Between the chaos of the daily news and this month’s unseasonable weather, I’m celebrating the release of Apocalypse Mix, my fourth book of poetry, selected by David St. John for the 2016 Autumn House Poetry Prize.
Apocalypse Mix explores the legacy of war and the ways that inheritance resonates well beyond the battlefield into our homes, our language, and the daily fabric of our lives. It’s a book I began several years ago while in residence at the Virginia Center for the Creative Arts where I met Bosnian-born visual artist Tanja Softić whose work inspired a sequence of prose poems and is featured on the book cover.
Praise for Apocalypse Mix:
From her brilliant debut collection, Shepherdess With an Automatic, to this remarkable new collection, Apocalypse Mix, Jane Satterfield has offered her readers some of the most lyrically graceful and historically reflective collections in American poetry. Always illuminated by intellectually provocative perspectives, these poems balance their raw psychological undercurrents with a calm and masterful stylistic authority.

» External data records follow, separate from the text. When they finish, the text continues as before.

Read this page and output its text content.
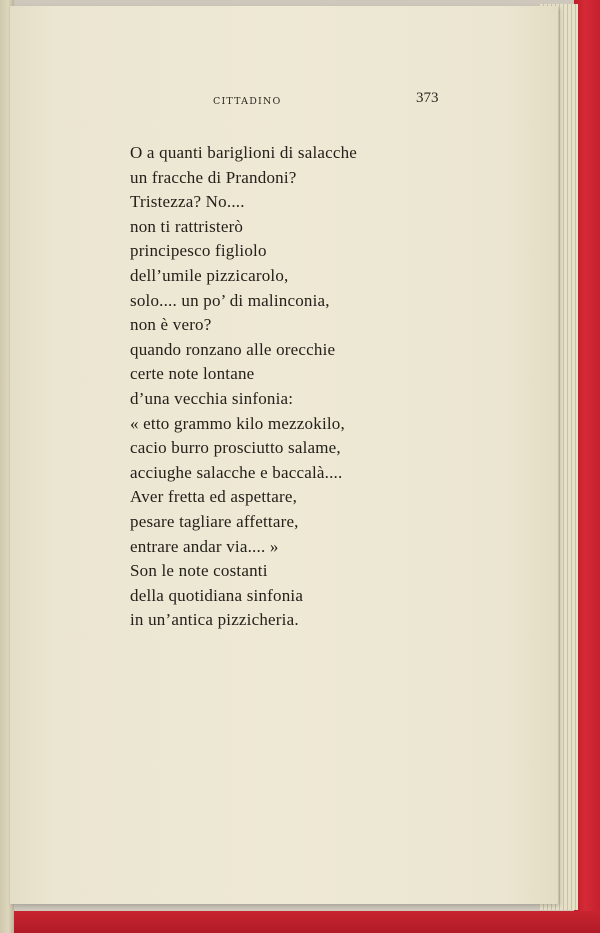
CITTADINO	373
O a quanti bariglioni di salacche
un fracche di Prandoni?
Tristezza? No....
non ti rattristerò
principesco figliolo
dell’umile pizzicarolo,
solo.... un po’ di malinconia,
non è vero?
quando ronzano alle orecchie
certe note lontane
d’una vecchia sinfonia:
« etto grammo kilo mezzokilo,
cacio burro prosciutto salame,
acciughe salacche e baccalà....
Aver fretta ed aspettare,
pesare tagliare affettare,
entrare andar via.... »
Son le note costanti
della quotidiana sinfonia
in un’antica pizzicheria.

Jane Satterfield’s work weaves the reader into its fabric of individual and historical circumstance, as well within the dense foliation of personal experience. This is a powerful poetry of great clarity, urgency, and superb accomplishment. —David St. John
Jane Satterfield’s challenging new collection bristles with history. It is rich with unearthed, recalled, and juxtaposed relics, whether of pop music, yoga poses, or implements of former wars turned vintage memorabilia. Satterfield’s poetry enacts what one of the powerful prose poems here calls “this angel’s transmission across time and space”—and we readers are the beneficiaries.” —Rachel Hadas
What a terrible, difficult, contradictory world we’re living in. Thank God we have Jane Satterfield’s beautifully conceived, beautifully executed book to guide us. —Beth Ann Fennelly
For a sneak peek at Apocalypse Mix, feel free to check out “Souvenir” on Verse Daily. In the years that followed his active duty during Gulf I, my father experienced hearing loss in one ear as a result of parasitic infestation. In the way that war’s fallout reverberates in private homes and our collective lives, I found myself thinking of musical ear worms, those remembered soundtracks that haunt our days.